Es sei doch überhaupt kein Problem, schimpft Prokajewa, organische Abfälle zu trennen und vor Ort zu kompostieren. Der organische Müll, der 50 Prozent des Abfalls ausmache, erzeuge Methangas. Und wenn eine Mülldeponie beschossen wird, könnte dieses Methangas einen gefährlichen Brand auslösen. „In Mariupol ist einmal eine Müllkippe beschossen worden. Die hat dann lange gebrannt. Gerade Hygieneartikel wie Windeln und Binden erzeugen, wenn sie Einmalprodukte sind, viel Müll.“
Und deshalb organisiert Prokajewa mit „Zero Waste Charkiw“ Kurse, in denen Windeln und Binden aus Stoff zur mehrfachen Verwendung hergestellt werden. „Die fanden teilweise in Luftschutzräumen statt“, sagt sie.
Viele Häuser im Gebiet Charkiw sind in den letzten Monaten in Schutt und Asche gebombt worden. Gleichwohl, sagt Prokajewa, müsse man jetzt schon darüber nachdenken, wie man diesen Schutt wiederverwerten könne, zum Beispiel als Kies oder Baumaterial.

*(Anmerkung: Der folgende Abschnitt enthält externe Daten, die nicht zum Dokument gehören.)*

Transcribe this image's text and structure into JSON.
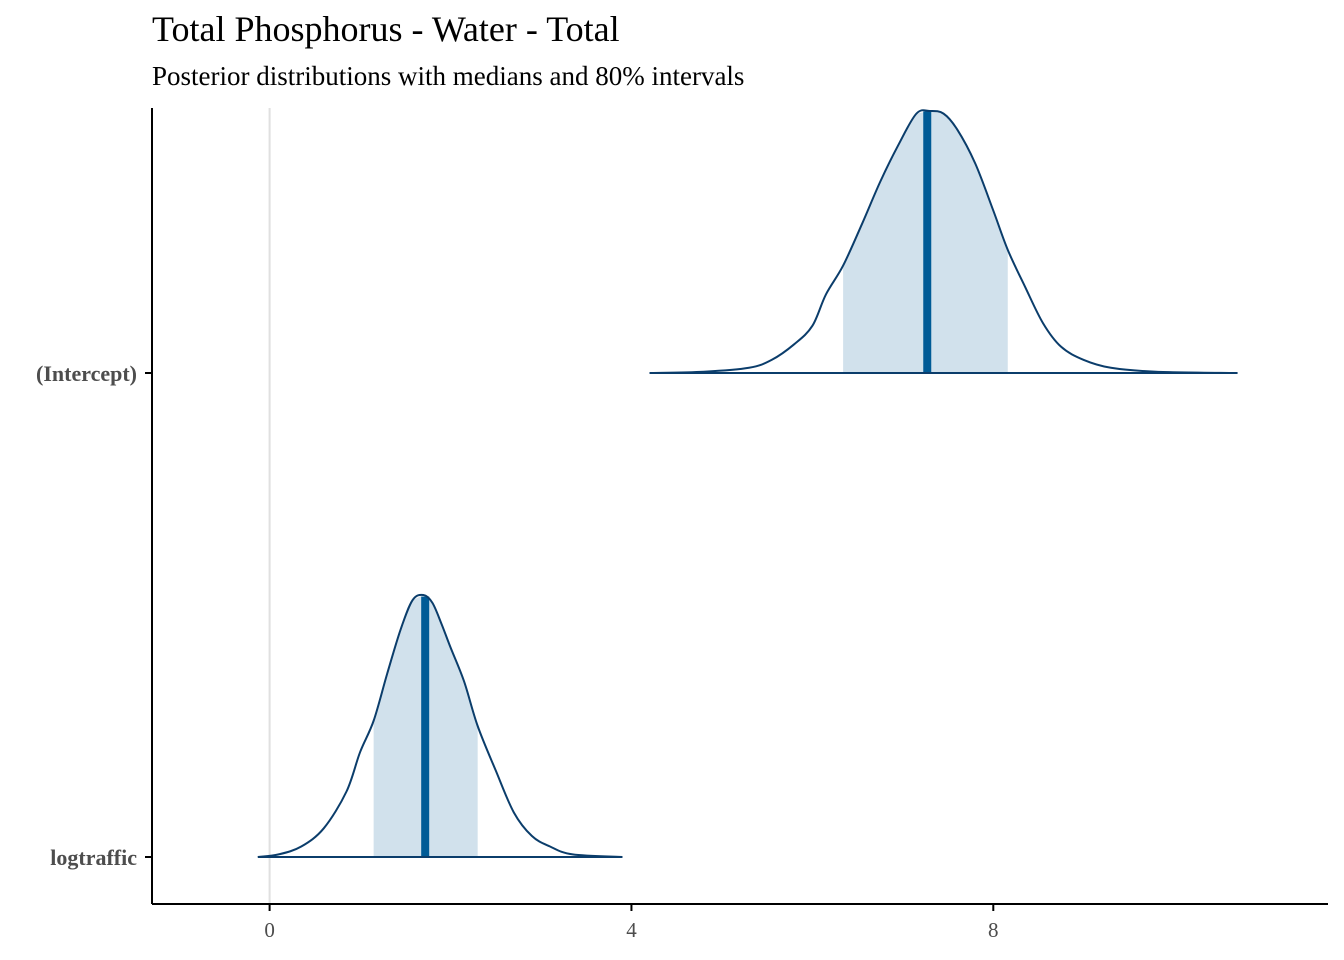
{
  "chart_data": {
    "type": "area",
    "title": "Total Phosphorus - Water - Total",
    "subtitle": "Posterior distributions with medians and 80% intervals",
    "xlabel": "",
    "ylabel": "",
    "xlim": [
      -1.3,
      11.7
    ],
    "x_ticks": [
      0,
      4,
      8
    ],
    "x_tick_labels": [
      "0",
      "4",
      "8"
    ],
    "reference_line_x": 0,
    "grid": false,
    "colors": {
      "outline": "#0b3d6b",
      "interval_fill": "#d1e1ec",
      "median": "#005b96",
      "reference_line": "#e0e0e0",
      "axis": "#000000",
      "tick_label": "#4d4d4d"
    },
    "series": [
      {
        "name": "(Intercept)",
        "median": 7.27,
        "interval_80": [
          6.34,
          8.16
        ],
        "range": [
          4.2,
          10.7
        ],
        "density": [
          [
            4.2,
            0.0
          ],
          [
            4.8,
            0.005
          ],
          [
            5.3,
            0.02
          ],
          [
            5.55,
            0.05
          ],
          [
            5.8,
            0.11
          ],
          [
            6.0,
            0.18
          ],
          [
            6.15,
            0.3
          ],
          [
            6.34,
            0.41
          ],
          [
            6.55,
            0.57
          ],
          [
            6.75,
            0.73
          ],
          [
            6.95,
            0.87
          ],
          [
            7.15,
            0.99
          ],
          [
            7.3,
            1.0
          ],
          [
            7.45,
            0.99
          ],
          [
            7.6,
            0.93
          ],
          [
            7.8,
            0.8
          ],
          [
            8.0,
            0.62
          ],
          [
            8.16,
            0.47
          ],
          [
            8.35,
            0.33
          ],
          [
            8.55,
            0.19
          ],
          [
            8.75,
            0.1
          ],
          [
            9.0,
            0.05
          ],
          [
            9.3,
            0.02
          ],
          [
            9.8,
            0.005
          ],
          [
            10.7,
            0.0
          ]
        ]
      },
      {
        "name": "logtraffic",
        "median": 1.72,
        "interval_80": [
          1.15,
          2.3
        ],
        "range": [
          -0.13,
          3.9
        ],
        "density": [
          [
            -0.13,
            0.0
          ],
          [
            0.1,
            0.01
          ],
          [
            0.35,
            0.04
          ],
          [
            0.6,
            0.11
          ],
          [
            0.85,
            0.25
          ],
          [
            1.0,
            0.4
          ],
          [
            1.15,
            0.52
          ],
          [
            1.3,
            0.7
          ],
          [
            1.45,
            0.87
          ],
          [
            1.58,
            0.98
          ],
          [
            1.7,
            1.0
          ],
          [
            1.8,
            0.97
          ],
          [
            1.9,
            0.89
          ],
          [
            2.0,
            0.8
          ],
          [
            2.15,
            0.67
          ],
          [
            2.3,
            0.5
          ],
          [
            2.5,
            0.33
          ],
          [
            2.7,
            0.17
          ],
          [
            2.9,
            0.08
          ],
          [
            3.1,
            0.04
          ],
          [
            3.35,
            0.01
          ],
          [
            3.9,
            0.0
          ]
        ]
      }
    ]
  }
}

Und dann spricht Prokajewa von den Kindern. Es sei doch besonders wichtig, die jüngste Generation auf Umweltthemen aufmerksam zu machen – gerade jetzt, in einer Zeit, in der Kinos und Vergnügungszentren geschlossen bleiben, die Kids nicht einmal mehr im Fluss schwimmen dürfen und eine nächtliche Ausgangssperre gilt, suchten viele Kinder Bibliotheken auf. „Und deswegen legen wir dort unser Informationsmaterial über Müllvermeidung aus. Und die Eltern tun alles, damit die Kinder zu unseren Veranstaltungen kommen. Wir vertreten mit unseren Umweltschutzideen europäische Werte. Und die Eltern wollen, dass sich unsere Kinder an europäischen Werten orientieren.“
Olexandr Solotarjew hilft überall, wo er kann
Als Olexandr Solotarjew seinen Stadtteil Romaschka betreten will, wird er an einem Checkpoint angehalten. Erst wenn er Geld für die Armee spende, dürfe er weiter, sagen vermummte Personen zu ihm. Doch Solotarjew lacht nur – und die Personen um den Checkpoint lachen mit ihm. Denn die Vermummten sind Kinder und die Waffen, die sie in ihren Händen halten, sind selbst gebastelt und bestehen aus Holz. Sie spielen Krieg. Olexandr Solotarjew lobt sie für ihren Patriotismus, gib ihnen eine symbolische Summe und dann darf er weitergehen.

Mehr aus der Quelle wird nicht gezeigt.